You can develop many during your early years acting. ‘I can’t cry.’ ‘My eyes are too small for film.’ ‘My voice is squeaky.’ ‘Theatre is big; film is small.’

Actors who come to my class with mostly a theatre background often repeat their narrative of, ‘I can’t act in film because I’m a theatre actor.’

After hearing this repeated a few times I encourage them to change their self-talk. Just don’t say it anymore – and you can’t say it in my class!

The ‘Say nothing’ program.

You’ll still think it, but don’t say it. Basic psychotherapy.

That has a positive effect on your consciousness. On your mind. If you do that – stop saying the narrative - it will die down. Speaking it out loud fuels its life. 

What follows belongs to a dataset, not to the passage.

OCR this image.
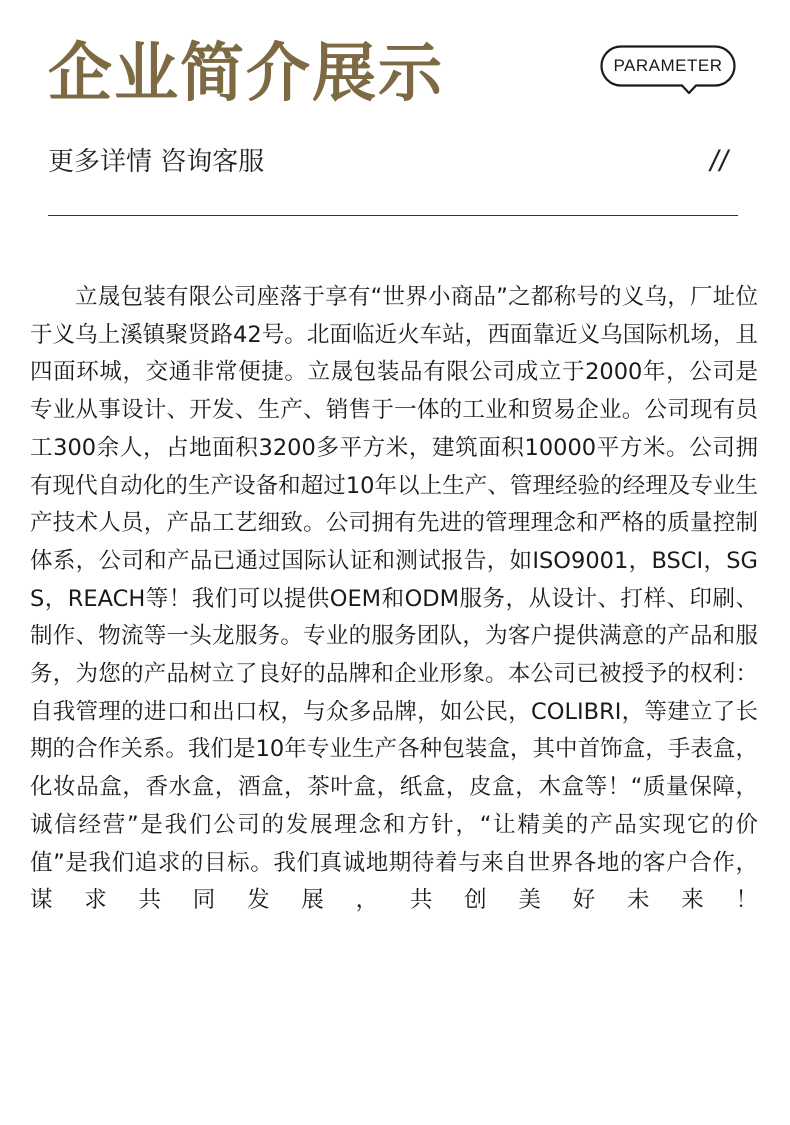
企业简介展示	PARAMETER
更多详情 咨询客服	//

立晟包装有限公司座落于享有“世界小商品”之都称号的义乌，厂址位于义乌上溪镇聚贤路42号。北面临近火车站，西面靠近义乌国际机场，且四面环城，交通非常便捷。立晟包装品有限公司成立于2000年，公司是专业从事设计、开发、生产、销售于一体的工业和贸易企业。公司现有员工300余人，占地面积3200多平方米，建筑面积10000平方米。公司拥有现代自动化的生产设备和超过10年以上生产、管理经验的经理及专业生产技术人员，产品工艺细致。公司拥有先进的管理理念和严格的质量控制体系，公司和产品已通过国际认证和测试报告，如ISO9001，BSCI，SGS，REACH等！我们可以提供OEM和ODM服务，从设计、打样、印刷、制作、物流等一头龙服务。专业的服务团队，为客户提供满意的产品和服务，为您的产品树立了良好的品牌和企业形象。本公司已被授予的权利：自我管理的进口和出口权，与众多品牌，如公民，COLIBRI，等建立了长期的合作关系。我们是10年专业生产各种包装盒，其中首饰盒，手表盒，化妆品盒，香水盒，酒盒，茶叶盒，纸盒，皮盒，木盒等！“质量保障，诚信经营”是我们公司的发展理念和方针，“让精美的产品实现它的价值”是我们追求的目标。我们真诚地期待着与来自世界各地的客户合作，谋求共同发展，共创美好未来！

Old narratives are like old friends even if they are poisonous. We know them and in a funny way are loathe to give them up. That means you may and probably will keep thinking those thoughts, but the issue is to not say them and not to act on them.

That’s change. It’s essential as you become more professional that you examine old ideas and see if they still stand up. See if they’re true. 

Change happens in small parts.

The theatre actor keeps practicing acting for camera, but drops the narrative.

Raising your bar in part means to stop whining (whingeing, as the Irish say) about things you’ve been whining about for years.

Even if everyone else whines about them.